El joropo visto así se convierte en lenguaje metafórico que demanda un espacio de realización, de pertenencia, de identidades a través de unos sujetos antropológicos colectivos, llamados también generaciones.

Las generaciones  se disputan a lo interno de las estructuras sociales, la legitimidad cultural de la manifestación. Vamos a recrear esa disputa generacional a lo interno del joropo, leamos al maestro Antonio Ramos. 

“...En el futuro el joropo espero que siga siendo como antes porque no tenemos que cambiarle es nada, cambiar algo de nuestro joropo es traicionarnos a nosotros mismos. Mi joropo para mi es algo muy querido, muy estimado, muy personal de nosotros y lo tenemos que mantener y enseñarlo como debe ser, no cambiarle, si nos piden un baile de joropo criollo sabemos lo que es un joropo criollo, ahora si puede aprender a dibujar otro joropo, hacer pasos que algún otro lo hizo pero cuando nos pidan un joropo criollo que sepamos qué es un joropo criollo…”

 Frente a esta postura está la de quienes versionan desde su condición de nueva generación de bailadores, esta disputa. Kevin Duran nos puede recrear lo dicho.

 El futuro del joropo, realmente lo veo difícil… hay abuelitos, por decirlo así,  que son criollos y que vienen de la sabana, que todavía no quieren aceptar que hay jóvenes que quieren evolucionar, que quieren superarse, que quieren, aparte de bailar el joropo criollo, como ellos dicen, también quieren bailar lo académico, porque eso es parte de nosotros los jóvenes que queremos innovar…entonces a veces hay controversia con ellos porque ellos no aceptan que hay un joropo moderno. Así como… hay una bandola criolla y una bandola moderna, también hay un joropo criollo y uno moderno y eso se respeta…” 

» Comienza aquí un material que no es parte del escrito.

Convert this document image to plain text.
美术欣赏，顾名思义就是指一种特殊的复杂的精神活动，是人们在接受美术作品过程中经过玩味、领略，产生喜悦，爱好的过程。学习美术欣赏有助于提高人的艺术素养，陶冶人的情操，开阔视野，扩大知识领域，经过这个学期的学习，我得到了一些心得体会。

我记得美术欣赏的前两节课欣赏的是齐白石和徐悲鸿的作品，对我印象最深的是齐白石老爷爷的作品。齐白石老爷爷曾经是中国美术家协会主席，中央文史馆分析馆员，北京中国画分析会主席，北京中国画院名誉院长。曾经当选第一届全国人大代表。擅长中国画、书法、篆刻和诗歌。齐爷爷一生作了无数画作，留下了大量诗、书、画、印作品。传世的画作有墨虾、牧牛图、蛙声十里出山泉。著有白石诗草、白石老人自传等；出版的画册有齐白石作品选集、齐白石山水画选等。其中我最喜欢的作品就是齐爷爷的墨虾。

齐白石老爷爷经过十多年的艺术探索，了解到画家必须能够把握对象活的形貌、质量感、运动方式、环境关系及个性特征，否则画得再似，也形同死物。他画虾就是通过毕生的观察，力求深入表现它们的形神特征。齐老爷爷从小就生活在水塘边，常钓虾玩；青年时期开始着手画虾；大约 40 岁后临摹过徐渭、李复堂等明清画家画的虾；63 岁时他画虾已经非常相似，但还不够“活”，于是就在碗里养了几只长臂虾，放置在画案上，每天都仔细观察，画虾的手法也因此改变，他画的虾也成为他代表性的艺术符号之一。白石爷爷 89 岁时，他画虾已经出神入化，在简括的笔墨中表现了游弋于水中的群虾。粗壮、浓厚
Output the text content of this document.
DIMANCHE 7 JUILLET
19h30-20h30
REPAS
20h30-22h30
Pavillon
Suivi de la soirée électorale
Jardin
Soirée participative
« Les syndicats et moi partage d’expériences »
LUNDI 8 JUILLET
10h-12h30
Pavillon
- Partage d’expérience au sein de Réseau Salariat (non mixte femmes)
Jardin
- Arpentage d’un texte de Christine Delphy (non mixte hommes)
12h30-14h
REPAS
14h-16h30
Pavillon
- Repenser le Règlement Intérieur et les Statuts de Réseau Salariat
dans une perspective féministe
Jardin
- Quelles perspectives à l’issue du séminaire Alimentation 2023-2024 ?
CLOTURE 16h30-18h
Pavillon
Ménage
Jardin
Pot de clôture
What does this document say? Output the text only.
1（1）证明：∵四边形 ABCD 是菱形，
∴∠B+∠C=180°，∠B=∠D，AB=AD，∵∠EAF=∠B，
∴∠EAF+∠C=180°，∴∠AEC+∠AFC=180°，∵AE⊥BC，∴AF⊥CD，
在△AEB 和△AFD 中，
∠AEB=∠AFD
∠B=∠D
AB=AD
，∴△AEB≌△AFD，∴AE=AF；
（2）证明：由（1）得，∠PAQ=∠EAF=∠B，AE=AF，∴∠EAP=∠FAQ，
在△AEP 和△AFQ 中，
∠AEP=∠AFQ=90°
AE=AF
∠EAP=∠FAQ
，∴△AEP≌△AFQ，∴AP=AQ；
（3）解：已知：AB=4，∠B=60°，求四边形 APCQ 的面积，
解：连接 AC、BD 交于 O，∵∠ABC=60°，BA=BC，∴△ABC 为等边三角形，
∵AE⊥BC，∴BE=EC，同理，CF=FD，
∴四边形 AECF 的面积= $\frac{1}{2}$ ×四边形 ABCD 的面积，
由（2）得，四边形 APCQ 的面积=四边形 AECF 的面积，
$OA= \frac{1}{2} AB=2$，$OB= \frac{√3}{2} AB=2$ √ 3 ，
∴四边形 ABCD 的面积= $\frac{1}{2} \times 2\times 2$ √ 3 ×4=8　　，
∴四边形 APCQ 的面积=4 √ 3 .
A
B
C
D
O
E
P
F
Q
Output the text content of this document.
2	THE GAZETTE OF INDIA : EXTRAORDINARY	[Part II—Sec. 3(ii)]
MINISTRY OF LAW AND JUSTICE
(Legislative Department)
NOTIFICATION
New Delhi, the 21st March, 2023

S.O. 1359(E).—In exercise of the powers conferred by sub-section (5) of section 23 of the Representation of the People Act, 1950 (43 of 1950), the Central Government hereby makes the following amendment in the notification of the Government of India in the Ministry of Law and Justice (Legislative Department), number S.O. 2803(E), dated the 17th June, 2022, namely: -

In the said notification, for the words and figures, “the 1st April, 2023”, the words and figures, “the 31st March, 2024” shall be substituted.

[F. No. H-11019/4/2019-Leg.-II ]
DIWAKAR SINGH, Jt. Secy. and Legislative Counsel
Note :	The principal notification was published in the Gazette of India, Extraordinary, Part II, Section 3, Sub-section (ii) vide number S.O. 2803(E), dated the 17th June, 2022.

Desde esta diversidad de connotaciones es importante abordar  el joropo como hecho geográfico, como hecho generacional  y como hecho musical tomando como contexto el joropo emergido y presente en los llanos occidentales venezolanos.

 

Yarisma Unda. Socióloga. Msc. Etnología y Etnohistoria. Profesora de la Universidad Ezequiel Zamora. Autora de títulos referidos a la cultura y temas de la Antropología del Sur.